Management will depend on the cause:
- Where the problem is constipation, simple measures such as increasing dietary fibre may help.
- Malignancy requires appropriate intervention. In advanced rectal carcinoma, radiotherapy can relieve tenesmus.
- Multidisciplinary laparoscopic treatment is usually undertaken for women with bowel endometriosis.Depending on size of the lesion and site of involvement, full-thickness disc excision or bowel resection is performed by an experienced colorectal surgeon.
- A thrombosed pile requires incision and evacuation.
- In distal ulcerative colitis, although topical treatments can help significantly with distal disease, they often pose difficulty or discomfort for patients with tenesmus.
- Modern radiotherapy techniques reduce the risk of radiation proctitis. Although it often responds to conservative management, intervention is required if symptoms persist.

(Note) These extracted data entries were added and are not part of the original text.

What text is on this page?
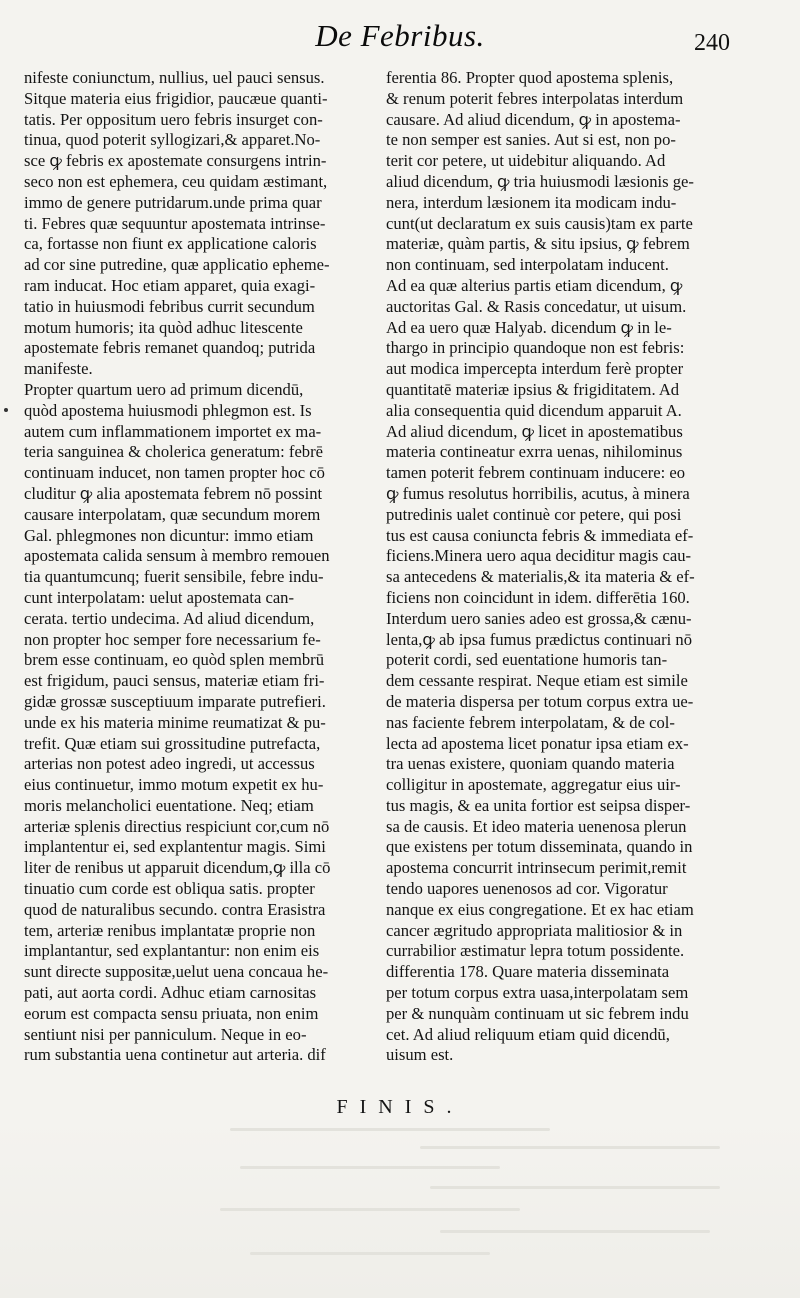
De Febribus.	240
nifeste coniunctum, nullius, uel pauci sensus.
Sitque materia eius frigidior, paucæue quanti-
tatis. Per oppositum uero febris insurget con-
tinua, quod poterit syllogizari,& apparet.No-
sce ꝙ febris ex apostemate consurgens intrin-
seco non est ephemera, ceu quidam æstimant,
immo de genere putridarum.unde prima quar
ti. Febres quæ sequuntur apostemata intrinse-
ca, fortasse non fiunt ex applicatione caloris
ad cor sine putredine, quæ applicatio epheme-
ram inducat. Hoc etiam apparet, quia exagi-
tatio in huiusmodi febribus currit secundum
motum humoris; ita quòd adhuc litescente
apostemate febris remanet quandoq; putrida
manifeste.
Propter quartum uero ad primum dicendū,
quòd apostema huiusmodi phlegmon est. Is
autem cum inflammationem importet ex ma-
teria sanguinea & cholerica generatum: febrē
continuam inducet, non tamen propter hoc cō
cluditur ꝙ alia apostemata febrem nō possint
causare interpolatam, quæ secundum morem
Gal. phlegmones non dicuntur: immo etiam
apostemata calida sensum à membro remouen
tia quantumcunq; fuerit sensibile, febre indu-
cunt interpolatam: uelut apostemata can-
cerata. tertio undecima. Ad aliud dicendum,
non propter hoc semper fore necessarium fe-
brem esse continuam, eo quòd splen membrū
est frigidum, pauci sensus, materiæ etiam fri-
gidæ grossæ susceptiuum imparate putrefieri.
unde ex his materia minime reumatizat & pu-
trefit. Quæ etiam sui grossitudine putrefacta,
arterias non potest adeo ingredi, ut accessus
eius continuetur, immo motum expetit ex hu-
moris melancholici euentatione. Neq; etiam
arteriæ splenis directius respiciunt cor,cum nō
implantentur ei, sed explantentur magis. Simi
liter de renibus ut apparuit dicendum,ꝙ illa cō
tinuatio cum corde est obliqua satis. propter
quod de naturalibus secundo. contra Erasistra
tem, arteriæ renibus implantatæ proprie non
implantantur, sed explantantur: non enim eis
sunt directe suppositæ,uelut uena concaua he-
pati, aut aorta cordi. Adhuc etiam carnositas
eorum est compacta sensu priuata, non enim
sentiunt nisi per panniculum. Neque in eo-
rum substantia uena continetur aut arteria. dif
ferentia 86. Propter quod apostema splenis,
& renum poterit febres interpolatas interdum
causare. Ad aliud dicendum, ꝙ in apostema-
te non semper est sanies. Aut si est, non po-
terit cor petere, ut uidebitur aliquando. Ad
aliud dicendum, ꝙ tria huiusmodi læsionis ge-
nera, interdum læsionem ita modicam indu-
cunt(ut declaratum ex suis causis)tam ex parte
materiæ, quàm partis, & situ ipsius, ꝙ febrem
non continuam, sed interpolatam inducent.
Ad ea quæ alterius partis etiam dicendum, ꝙ
auctoritas Gal. & Rasis concedatur, ut uisum.
Ad ea uero quæ Halyab. dicendum ꝙ in le-
thargo in principio quandoque non est febris:
aut modica impercepta interdum ferè propter
quantitatē materiæ ipsius & frigiditatem. Ad
alia consequentia quid dicendum apparuit A.
Ad aliud dicendum, ꝙ licet in apostematibus
materia contineatur exrra uenas, nihilominus
tamen poterit febrem continuam inducere: eo
ꝙ fumus resolutus horribilis, acutus, à minera
putredinis ualet continuè cor petere, qui posi
tus est causa coniuncta febris & immediata ef-
ficiens.Minera uero aqua deciditur magis cau-
sa antecedens & materialis,& ita materia & ef-
ficiens non coincidunt in idem. differētia 160.
Interdum uero sanies adeo est grossa,& cænu-
lenta,ꝙ ab ipsa fumus prædictus continuari nō
poterit cordi, sed euentatione humoris tan-
dem cessante respirat. Neque etiam est simile
de materia dispersa per totum corpus extra ue-
nas faciente febrem interpolatam, & de col-
lecta ad apostema licet ponatur ipsa etiam ex-
tra uenas existere, quoniam quando materia
colligitur in apostemate, aggregatur eius uir-
tus magis, & ea unita fortior est seipsa disper-
sa de causis. Et ideo materia uenenosa plerun
que existens per totum disseminata, quando in
apostema concurrit intrinsecum perimit,remit
tendo uapores uenenosos ad cor. Vigoratur
nanque ex eius congregatione. Et ex hac etiam
cancer ægritudo appropriata malitiosior & in
currabilior æstimatur lepra totum possidente.
differentia 178. Quare materia disseminata
per totum corpus extra uasa,interpolatam sem
per & nunquàm continuam ut sic febrem indu
cet. Ad aliud reliquum etiam quid dicendū,
uisum est.
FINIS.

- Endoscopic therapy using argon plasma coagulation has been shown to be more effective and to be safer than other endoscopic techniques for chronic radiation proctitis.
- Oral diltiazem has been shown to be beneficial when given as an adjunct therapy for management of chronic malignancy-associated perineal pain, specifically with characteristics of pressure-type pain and tenesmus.